Não era mais possível considerar as experiências cognitivas, fora do sujeito, como dados dessecados e
retirados de sua dinâmica real. Como mostrou Tulving (1996), exigia-se o retorno ao tratamento desses
processos cognitivos em primeira pessoas.
Para Nelson e Narens (1996), estaríamos portanto perante uma autêntica revolução científica,
nos moldes e nos critérios apontados por Kuhn (1962/1989): um salto de paradigma.

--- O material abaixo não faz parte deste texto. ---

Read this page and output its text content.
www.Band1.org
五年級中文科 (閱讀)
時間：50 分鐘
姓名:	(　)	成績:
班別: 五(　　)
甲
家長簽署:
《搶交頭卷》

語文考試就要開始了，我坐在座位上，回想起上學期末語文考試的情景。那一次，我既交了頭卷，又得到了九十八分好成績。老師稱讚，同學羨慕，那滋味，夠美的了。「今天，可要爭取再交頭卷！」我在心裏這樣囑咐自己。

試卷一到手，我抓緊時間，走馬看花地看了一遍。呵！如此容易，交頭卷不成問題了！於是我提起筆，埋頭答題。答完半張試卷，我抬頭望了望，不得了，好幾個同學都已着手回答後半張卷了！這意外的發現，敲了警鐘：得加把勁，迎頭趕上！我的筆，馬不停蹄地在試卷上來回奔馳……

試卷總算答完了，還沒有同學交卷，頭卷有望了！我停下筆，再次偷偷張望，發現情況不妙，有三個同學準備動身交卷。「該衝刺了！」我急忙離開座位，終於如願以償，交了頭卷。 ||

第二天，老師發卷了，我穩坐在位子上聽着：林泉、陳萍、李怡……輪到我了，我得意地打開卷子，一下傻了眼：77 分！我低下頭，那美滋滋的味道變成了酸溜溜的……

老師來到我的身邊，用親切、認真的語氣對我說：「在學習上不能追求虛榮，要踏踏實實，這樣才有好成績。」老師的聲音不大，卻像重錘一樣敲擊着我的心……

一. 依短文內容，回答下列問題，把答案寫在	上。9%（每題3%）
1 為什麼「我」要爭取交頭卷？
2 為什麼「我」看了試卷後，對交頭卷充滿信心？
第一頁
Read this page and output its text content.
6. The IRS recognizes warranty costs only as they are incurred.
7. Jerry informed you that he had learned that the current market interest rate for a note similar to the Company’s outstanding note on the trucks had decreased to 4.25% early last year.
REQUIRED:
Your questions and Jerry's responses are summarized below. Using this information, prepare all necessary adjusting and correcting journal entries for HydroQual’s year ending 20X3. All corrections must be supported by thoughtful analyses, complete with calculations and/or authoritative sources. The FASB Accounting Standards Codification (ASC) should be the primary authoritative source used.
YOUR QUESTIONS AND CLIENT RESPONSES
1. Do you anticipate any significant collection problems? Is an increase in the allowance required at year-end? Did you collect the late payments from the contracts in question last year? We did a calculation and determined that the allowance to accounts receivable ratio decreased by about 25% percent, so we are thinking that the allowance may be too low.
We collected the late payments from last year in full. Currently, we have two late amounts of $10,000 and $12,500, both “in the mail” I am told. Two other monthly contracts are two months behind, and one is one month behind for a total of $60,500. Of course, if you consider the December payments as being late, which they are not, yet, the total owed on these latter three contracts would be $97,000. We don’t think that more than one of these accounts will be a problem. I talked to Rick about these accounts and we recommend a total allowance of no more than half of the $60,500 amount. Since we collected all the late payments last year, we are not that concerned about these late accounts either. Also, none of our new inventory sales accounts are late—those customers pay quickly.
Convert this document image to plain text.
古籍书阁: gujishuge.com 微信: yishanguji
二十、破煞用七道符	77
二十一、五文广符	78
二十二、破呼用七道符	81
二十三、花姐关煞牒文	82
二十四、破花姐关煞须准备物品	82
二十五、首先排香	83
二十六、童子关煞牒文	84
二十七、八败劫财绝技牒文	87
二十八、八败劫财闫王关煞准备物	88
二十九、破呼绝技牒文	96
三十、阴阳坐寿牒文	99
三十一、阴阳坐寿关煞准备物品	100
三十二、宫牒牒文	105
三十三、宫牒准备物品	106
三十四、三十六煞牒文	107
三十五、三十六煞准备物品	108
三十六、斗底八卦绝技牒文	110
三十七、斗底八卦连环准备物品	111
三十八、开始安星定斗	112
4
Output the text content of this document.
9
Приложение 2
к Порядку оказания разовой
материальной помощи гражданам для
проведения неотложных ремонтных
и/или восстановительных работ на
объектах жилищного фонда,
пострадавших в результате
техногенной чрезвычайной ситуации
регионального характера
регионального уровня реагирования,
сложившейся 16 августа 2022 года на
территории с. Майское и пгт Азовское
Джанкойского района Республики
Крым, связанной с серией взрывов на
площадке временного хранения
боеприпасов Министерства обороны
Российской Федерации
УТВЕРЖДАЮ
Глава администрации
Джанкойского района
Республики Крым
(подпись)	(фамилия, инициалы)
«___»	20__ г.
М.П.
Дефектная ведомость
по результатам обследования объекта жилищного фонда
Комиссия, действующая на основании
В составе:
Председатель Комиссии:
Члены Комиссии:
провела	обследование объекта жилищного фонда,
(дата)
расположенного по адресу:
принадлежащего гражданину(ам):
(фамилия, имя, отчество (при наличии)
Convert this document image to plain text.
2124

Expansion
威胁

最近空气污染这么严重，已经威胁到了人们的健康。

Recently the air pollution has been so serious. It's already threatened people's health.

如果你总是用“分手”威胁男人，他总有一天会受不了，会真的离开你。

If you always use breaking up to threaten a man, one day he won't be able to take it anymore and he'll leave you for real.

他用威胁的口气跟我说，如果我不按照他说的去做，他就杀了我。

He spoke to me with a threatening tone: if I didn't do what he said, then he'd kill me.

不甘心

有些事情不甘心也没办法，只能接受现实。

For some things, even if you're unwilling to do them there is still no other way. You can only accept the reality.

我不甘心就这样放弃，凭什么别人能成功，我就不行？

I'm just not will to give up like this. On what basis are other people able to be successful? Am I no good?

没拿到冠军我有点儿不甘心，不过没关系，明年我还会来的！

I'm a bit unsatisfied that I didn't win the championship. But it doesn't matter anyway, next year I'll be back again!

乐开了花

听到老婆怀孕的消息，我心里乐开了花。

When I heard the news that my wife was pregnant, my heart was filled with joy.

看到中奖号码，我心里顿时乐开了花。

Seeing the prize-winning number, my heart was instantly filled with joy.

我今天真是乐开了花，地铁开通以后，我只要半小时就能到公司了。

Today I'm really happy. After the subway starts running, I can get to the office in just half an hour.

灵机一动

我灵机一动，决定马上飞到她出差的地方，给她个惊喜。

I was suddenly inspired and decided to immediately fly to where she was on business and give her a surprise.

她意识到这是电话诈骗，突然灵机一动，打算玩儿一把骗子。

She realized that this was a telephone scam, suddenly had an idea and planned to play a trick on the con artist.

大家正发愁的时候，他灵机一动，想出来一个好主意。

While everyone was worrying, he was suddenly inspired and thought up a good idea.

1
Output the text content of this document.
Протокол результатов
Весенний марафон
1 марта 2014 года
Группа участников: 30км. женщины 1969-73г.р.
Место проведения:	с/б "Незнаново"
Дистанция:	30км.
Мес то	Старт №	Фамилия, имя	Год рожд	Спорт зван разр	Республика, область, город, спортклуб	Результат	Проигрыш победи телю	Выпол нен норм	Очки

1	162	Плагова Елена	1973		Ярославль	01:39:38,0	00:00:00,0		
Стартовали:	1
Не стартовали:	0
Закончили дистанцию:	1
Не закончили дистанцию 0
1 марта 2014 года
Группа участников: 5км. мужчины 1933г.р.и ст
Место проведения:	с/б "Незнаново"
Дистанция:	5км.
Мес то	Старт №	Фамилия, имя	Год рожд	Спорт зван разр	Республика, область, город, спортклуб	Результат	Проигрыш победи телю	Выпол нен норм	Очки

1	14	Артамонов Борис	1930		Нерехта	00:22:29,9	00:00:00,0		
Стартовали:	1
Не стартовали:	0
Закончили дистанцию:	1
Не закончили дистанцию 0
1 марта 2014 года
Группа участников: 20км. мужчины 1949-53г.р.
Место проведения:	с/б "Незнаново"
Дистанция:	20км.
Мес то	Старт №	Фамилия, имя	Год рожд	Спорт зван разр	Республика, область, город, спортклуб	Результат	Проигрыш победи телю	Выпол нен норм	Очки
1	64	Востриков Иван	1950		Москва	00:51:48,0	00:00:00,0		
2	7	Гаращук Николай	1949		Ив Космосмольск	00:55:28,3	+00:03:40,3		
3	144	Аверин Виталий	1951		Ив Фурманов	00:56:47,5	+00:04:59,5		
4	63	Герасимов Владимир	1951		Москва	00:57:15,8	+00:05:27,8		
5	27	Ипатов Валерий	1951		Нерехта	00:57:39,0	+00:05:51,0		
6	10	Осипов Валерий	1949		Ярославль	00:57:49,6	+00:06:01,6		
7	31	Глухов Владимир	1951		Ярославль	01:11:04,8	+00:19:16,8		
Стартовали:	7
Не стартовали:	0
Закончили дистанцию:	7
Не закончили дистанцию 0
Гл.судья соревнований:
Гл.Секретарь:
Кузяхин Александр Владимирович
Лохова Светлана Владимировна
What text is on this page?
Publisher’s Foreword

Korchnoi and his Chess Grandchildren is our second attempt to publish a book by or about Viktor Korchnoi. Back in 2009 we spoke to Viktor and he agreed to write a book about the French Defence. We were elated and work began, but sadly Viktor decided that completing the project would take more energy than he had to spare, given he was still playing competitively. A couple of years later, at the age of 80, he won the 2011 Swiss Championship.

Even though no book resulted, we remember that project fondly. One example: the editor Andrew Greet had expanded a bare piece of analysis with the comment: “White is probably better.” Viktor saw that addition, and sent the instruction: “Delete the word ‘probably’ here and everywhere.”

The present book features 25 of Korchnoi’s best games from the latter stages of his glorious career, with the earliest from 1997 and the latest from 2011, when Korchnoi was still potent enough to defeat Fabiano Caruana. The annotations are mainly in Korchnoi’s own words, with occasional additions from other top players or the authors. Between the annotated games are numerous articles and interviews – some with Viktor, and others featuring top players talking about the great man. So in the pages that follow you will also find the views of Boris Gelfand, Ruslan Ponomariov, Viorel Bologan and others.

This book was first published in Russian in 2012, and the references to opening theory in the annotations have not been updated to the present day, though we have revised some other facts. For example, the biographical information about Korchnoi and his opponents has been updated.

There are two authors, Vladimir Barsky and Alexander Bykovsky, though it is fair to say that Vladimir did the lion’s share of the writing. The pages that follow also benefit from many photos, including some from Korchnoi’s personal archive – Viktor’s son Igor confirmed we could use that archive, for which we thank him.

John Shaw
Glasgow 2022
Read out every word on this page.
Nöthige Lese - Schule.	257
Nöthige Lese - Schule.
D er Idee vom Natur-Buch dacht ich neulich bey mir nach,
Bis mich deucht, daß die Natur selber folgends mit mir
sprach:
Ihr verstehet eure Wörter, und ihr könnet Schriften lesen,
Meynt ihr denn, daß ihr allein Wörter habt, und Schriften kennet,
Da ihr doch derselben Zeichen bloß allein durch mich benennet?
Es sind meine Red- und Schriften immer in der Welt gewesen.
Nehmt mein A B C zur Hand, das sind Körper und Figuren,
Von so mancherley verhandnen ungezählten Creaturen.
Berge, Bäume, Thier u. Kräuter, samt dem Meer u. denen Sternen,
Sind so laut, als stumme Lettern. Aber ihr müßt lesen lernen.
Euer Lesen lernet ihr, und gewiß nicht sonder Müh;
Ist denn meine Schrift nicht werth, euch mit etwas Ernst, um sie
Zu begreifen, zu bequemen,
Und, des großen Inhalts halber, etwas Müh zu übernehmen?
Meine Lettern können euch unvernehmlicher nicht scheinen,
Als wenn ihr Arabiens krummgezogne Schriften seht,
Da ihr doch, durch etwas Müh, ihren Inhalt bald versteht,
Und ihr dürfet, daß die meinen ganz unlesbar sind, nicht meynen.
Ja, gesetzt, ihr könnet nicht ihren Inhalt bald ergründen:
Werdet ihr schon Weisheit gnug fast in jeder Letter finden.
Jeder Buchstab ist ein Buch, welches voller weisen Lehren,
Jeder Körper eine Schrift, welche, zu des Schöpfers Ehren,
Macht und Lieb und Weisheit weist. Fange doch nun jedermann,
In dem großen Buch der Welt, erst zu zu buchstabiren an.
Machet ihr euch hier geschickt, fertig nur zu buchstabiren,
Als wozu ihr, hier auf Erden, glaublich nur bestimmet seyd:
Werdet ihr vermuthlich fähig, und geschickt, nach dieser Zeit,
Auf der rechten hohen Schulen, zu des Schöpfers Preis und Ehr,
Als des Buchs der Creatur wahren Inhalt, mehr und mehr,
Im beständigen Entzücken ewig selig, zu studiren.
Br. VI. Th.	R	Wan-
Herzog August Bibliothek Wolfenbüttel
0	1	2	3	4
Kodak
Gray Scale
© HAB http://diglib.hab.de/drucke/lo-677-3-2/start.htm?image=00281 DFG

O paradigma behaviorista dominou direta ou indiretamente grande parte da teorização
psicológica durante mais de meio século. É evidente que no plano metodológico trouxe importantes
benefícios, permitindo maior rigor principalmente quanto à operacionalização de definições, dados e
procedimentos.
No entanto a exclusão pura e simples dos processos conscientes do âmbito da cientificidade,
acarretaria uma limitação metodológica e epistemológica para o desenvolvimento da psicologia. O
estudo dos processos metacognitivos seria inviável sem se penetrar criticamente na dinâmica cognitiva
do sujeito.
Não se trata de um retorno simplista aos pressupostos da introspecção da Escola de Würzburg 7.
No caso da metacognição os procedimentos de monitoração e controle pelo sujeito podem ser
monitorados e controlados pelo experimentador. É o próprio processo e não apenas relações
nomológicas isoladas que vêm sendo investigadas.
Duas objeções, de imediato, podem ser destacadas. Em primeiro lugar o quanto os processos
metacognitivos podem ser afetados pelas variáveis personalógicas. Já foi amplamente estudada por
Noël (op. cit.) a interferência do “locus de controle” e respectiva atribuição de causalidade sobre
avaliação de tarefas. Em sentido abrangente todos os auto-julgamentos e as percepções da competência
dos demais decorrem da pressão de motivações inconscientes, como bem mostrou Bruner (1948)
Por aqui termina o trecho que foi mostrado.